秋の婚礼シーズンの影響か、ここのところ桐たんすと桐チェストの問い合わせが相次いでいる。先日も、12月に結婚する方から電話での問い合わせがあり、今日も、朝早くに1月に結婚される方から問い合わせがあった。今までは結婚が決まると、婚礼道具として桐たんすは欠かせないものだったが、生活の洋風化や、個性化で伝統的な桐たんすを持って嫁いでいく方が、少なくなったのは事実です。しかし、ここ最近は、持っていく方はきちんと持っていくし、持っていかない方は全くもっていかない、という二極化の現象のようだ。個人的に私は、桐たんすは両親が持たせてあげる最高の思い出だと思っている。生活の道具というよりも、思い出のもの、極端に言えば形見のようなものだと思う。

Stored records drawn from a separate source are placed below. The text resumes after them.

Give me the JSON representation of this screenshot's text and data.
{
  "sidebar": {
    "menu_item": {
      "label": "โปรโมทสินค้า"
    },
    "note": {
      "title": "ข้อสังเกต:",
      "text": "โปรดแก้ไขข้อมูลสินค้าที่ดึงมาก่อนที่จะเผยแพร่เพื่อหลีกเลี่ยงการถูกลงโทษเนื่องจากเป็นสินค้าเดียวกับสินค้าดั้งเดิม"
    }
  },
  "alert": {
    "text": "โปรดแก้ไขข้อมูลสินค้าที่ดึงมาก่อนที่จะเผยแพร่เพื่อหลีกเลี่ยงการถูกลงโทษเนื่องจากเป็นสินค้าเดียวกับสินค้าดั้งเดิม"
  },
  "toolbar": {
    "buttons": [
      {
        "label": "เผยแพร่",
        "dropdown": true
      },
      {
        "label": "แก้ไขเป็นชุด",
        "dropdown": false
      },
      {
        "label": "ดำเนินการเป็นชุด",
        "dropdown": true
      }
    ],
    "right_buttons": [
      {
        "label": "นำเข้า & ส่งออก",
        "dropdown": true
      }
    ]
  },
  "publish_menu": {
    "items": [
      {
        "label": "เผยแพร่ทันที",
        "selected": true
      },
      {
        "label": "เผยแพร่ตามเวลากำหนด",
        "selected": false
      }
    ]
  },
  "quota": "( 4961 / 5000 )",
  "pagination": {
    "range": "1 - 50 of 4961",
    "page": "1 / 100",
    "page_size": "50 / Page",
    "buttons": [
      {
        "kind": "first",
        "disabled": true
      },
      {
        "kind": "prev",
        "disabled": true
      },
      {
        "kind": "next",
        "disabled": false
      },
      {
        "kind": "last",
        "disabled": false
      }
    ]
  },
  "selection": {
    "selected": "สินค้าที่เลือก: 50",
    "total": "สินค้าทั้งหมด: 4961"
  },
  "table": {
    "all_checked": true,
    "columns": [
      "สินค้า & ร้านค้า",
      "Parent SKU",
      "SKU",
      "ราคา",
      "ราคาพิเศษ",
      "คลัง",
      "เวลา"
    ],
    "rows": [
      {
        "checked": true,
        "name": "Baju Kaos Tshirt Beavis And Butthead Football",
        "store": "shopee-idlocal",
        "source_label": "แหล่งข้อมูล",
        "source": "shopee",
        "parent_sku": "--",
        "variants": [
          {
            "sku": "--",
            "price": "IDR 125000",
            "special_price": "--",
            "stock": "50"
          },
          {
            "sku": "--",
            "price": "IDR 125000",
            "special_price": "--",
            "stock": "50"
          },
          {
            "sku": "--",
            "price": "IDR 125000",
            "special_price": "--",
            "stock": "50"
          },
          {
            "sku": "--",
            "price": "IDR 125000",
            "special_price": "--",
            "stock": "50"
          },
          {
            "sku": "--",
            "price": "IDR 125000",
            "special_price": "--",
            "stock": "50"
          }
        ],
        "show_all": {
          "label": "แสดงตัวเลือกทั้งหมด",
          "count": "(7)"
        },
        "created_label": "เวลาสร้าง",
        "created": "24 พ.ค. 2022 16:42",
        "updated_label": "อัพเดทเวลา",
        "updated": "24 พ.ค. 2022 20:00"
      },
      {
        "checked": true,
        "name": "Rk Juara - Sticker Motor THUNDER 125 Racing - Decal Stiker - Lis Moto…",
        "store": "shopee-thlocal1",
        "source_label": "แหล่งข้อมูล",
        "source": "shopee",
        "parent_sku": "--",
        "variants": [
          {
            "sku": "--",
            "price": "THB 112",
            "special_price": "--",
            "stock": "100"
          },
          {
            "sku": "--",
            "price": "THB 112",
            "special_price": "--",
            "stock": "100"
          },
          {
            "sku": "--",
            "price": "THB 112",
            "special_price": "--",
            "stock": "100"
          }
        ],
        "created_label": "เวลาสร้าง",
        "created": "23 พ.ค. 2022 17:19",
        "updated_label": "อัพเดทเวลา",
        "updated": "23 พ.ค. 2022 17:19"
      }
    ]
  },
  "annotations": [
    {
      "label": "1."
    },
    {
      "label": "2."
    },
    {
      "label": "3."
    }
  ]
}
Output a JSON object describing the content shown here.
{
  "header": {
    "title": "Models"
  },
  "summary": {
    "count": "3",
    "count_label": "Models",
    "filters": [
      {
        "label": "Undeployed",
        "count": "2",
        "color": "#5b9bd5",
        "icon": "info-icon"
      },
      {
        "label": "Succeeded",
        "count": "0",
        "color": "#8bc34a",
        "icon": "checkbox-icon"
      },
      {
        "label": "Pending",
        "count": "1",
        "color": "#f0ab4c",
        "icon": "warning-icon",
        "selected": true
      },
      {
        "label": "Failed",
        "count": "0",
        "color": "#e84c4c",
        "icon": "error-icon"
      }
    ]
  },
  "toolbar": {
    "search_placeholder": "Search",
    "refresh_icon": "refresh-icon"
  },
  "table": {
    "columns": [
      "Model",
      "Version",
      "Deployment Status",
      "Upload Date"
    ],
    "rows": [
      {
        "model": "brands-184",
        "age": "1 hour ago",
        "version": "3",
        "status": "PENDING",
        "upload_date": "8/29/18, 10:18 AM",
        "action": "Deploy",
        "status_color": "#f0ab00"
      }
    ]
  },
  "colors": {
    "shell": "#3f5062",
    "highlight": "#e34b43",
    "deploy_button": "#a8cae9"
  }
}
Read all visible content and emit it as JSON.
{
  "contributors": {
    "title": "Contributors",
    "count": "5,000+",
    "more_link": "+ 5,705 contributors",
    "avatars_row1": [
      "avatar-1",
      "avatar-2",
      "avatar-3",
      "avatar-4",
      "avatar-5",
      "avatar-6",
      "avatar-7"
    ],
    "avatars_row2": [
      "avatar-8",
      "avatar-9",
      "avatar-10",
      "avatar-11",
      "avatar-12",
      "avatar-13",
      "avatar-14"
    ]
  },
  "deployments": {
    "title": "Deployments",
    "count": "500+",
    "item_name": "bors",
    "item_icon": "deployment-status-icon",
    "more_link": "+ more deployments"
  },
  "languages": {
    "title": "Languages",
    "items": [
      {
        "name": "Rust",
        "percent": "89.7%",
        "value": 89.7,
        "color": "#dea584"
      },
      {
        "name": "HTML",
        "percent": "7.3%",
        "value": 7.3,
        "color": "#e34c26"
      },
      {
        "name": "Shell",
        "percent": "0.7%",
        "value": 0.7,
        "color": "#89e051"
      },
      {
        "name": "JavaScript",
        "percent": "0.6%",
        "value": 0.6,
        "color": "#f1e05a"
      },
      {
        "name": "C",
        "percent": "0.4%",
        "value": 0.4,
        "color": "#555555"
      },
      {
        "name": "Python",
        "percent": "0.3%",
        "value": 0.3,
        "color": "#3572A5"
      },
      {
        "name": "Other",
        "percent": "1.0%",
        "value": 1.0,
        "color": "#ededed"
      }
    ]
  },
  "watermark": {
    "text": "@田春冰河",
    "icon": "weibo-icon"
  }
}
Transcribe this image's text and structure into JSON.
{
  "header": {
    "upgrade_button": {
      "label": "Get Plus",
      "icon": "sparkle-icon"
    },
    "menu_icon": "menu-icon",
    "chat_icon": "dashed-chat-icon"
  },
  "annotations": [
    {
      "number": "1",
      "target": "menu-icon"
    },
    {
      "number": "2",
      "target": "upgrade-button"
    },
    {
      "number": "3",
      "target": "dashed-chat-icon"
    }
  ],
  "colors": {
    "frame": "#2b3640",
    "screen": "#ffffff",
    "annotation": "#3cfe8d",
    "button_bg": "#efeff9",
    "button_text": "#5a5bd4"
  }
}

だから、古くなっても捨ててはいけないし、再生して改めて使っていくことができるものだ。いつか、同業者の先輩が言っていた。「桐たんすを持っていく娘は、みんな良い子だ」と。確かに、桐たんすを買いに来られても、両親の言う事をきちんと聞くし、それなりに自分の意見も言う。でも、けんかなんてしないし、素直に両親の言う事に聞く耳を傾ける方が多い。私も仕事柄、たくさんの結婚する家族を見てきたが、みんな良い家族だった。桐たんすを持ってお嫁に行く。まだまだ、良き日本の風習は残っている。